2008

Ed Ruscha, The Portland Mercury
Ed Ruscha at Portland Art Museum, Portland, OR
Originally published in The Portland Mercury

When one thinks of pop art and the use of text, the brand names on Warhol's Brillo boxes and Coca-Cola canvases or Lichtenstein's stippled comic book soap operas spring to mind. But no other artist of that generation embraced the possibility of text as provocatively as Los Angeleno Ed Ruscha, who helped define West Coast pop in the late '50s and early '60s. Although his resulting text-based paintings were undoubtedly conceptual in nature, they drew inspiration from a decidedly more earthbound source: namely, the landscape of urban Los Angeles and the American West. So if his paintings of the iconic 20th Century Fox logo or a silhouetted Standard gas station occupy minimal, abstracted color fields, their real-world counterparts—billboards, signage—exist in the quotidian space of urban sprawl.

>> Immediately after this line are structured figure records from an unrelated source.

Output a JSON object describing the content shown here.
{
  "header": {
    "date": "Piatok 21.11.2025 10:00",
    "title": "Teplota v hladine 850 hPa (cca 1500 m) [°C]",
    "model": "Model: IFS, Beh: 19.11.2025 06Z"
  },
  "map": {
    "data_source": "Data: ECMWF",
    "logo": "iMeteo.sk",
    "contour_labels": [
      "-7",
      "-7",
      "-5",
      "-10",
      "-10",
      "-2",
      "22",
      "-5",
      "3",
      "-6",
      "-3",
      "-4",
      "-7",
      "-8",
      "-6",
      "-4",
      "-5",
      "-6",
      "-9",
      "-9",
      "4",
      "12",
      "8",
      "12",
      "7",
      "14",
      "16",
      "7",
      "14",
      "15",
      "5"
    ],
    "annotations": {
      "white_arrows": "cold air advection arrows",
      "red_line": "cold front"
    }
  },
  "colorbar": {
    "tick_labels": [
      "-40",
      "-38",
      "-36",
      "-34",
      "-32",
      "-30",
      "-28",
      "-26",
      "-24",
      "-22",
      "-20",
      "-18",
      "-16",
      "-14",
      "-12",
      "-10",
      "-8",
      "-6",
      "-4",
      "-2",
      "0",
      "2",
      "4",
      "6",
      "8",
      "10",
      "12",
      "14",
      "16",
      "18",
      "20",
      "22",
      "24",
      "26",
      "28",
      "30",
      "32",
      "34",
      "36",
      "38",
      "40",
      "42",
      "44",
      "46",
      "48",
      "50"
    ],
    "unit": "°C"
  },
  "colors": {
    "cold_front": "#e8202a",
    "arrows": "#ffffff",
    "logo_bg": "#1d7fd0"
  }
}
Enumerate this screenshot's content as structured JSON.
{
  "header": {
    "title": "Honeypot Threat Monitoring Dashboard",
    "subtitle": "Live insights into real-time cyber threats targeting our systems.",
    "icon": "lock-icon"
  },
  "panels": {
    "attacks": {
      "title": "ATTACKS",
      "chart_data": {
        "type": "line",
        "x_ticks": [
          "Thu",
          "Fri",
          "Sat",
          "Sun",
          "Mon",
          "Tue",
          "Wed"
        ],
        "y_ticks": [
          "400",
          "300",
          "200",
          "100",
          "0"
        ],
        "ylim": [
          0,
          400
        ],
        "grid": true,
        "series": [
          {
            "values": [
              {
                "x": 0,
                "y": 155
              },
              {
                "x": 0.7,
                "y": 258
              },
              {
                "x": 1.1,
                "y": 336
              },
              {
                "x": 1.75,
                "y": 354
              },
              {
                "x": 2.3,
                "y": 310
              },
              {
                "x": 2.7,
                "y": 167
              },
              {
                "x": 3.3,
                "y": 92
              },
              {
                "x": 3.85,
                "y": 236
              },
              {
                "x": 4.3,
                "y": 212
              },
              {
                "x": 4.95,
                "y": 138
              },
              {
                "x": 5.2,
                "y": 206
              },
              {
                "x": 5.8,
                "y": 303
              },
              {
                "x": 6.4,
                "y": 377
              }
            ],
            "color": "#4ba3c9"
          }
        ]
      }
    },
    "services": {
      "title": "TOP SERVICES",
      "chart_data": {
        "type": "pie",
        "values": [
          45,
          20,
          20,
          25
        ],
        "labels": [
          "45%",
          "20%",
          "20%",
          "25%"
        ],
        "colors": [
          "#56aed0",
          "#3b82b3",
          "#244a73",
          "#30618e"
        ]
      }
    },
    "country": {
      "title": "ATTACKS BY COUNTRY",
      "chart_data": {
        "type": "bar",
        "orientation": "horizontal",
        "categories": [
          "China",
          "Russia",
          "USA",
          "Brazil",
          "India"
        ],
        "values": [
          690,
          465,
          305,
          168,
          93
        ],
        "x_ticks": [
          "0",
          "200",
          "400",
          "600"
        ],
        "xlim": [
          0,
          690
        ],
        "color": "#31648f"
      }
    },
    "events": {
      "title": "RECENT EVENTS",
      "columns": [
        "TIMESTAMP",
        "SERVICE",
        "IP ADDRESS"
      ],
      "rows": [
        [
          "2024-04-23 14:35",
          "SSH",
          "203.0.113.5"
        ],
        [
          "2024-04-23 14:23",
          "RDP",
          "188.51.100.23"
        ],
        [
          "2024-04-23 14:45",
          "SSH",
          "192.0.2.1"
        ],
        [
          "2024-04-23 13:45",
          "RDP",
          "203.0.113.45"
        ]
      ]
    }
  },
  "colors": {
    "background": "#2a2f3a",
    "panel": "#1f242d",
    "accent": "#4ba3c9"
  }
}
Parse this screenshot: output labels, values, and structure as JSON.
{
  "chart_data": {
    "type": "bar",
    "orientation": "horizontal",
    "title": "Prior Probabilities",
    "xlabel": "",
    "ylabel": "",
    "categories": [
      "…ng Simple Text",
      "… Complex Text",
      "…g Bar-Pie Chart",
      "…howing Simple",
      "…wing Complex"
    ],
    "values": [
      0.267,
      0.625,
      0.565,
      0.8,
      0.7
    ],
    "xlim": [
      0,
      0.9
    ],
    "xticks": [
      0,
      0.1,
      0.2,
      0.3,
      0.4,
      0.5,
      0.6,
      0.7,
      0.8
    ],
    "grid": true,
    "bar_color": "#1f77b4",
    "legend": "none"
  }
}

Though Ruscha's career has branched into myriad directions in the ensuing decades, the four works currently on display in his exhibition at the Portland Art Museum explicitly revisit the terrain of the inner city associated with his early work.

Theshow's centerpiece—two enormous triptychs, each spanning an entire wall of the gallery—reveals how Ruscha remains preoccupied with both urban decline and the tension between abstraction and representation more than 30 years later. In "Azteca" from 2007, Ruscha recreates a roadside mural he photographed in Mexico. Depicting three awnings that all stretch from a single point on the horizon, like the rays of a dawning sun, the triptych unmistakably references the rise of the Aztec civilization. But Ruscha undermines such grandiose symbolism by carefully preserving the surface of the wall as well as the mural's contents. For example, a graffiti tag is scrawled across one awning. In the sister painting to "Azteca," "Azteca in Decline," an imagined version of the same mural appears in which the awnings have crumpled in disrepair. While Ruscha's conceptual conceit continues logically, the strictly representational qualities of the painting have begun to break down into sheer formalism. Without the orientation of "Azteca," this canvas devolves into pure abstraction, resembling a mountain range more than the awnings. But in that turn, Ruscha masterfully widens his net beyond urban decay, commenting on the inevitable entropy of all societies and the breakdown in the signifying chain. In other words, he addresses the sort of heavyweight concerns we'd expect from an artist of his caliber.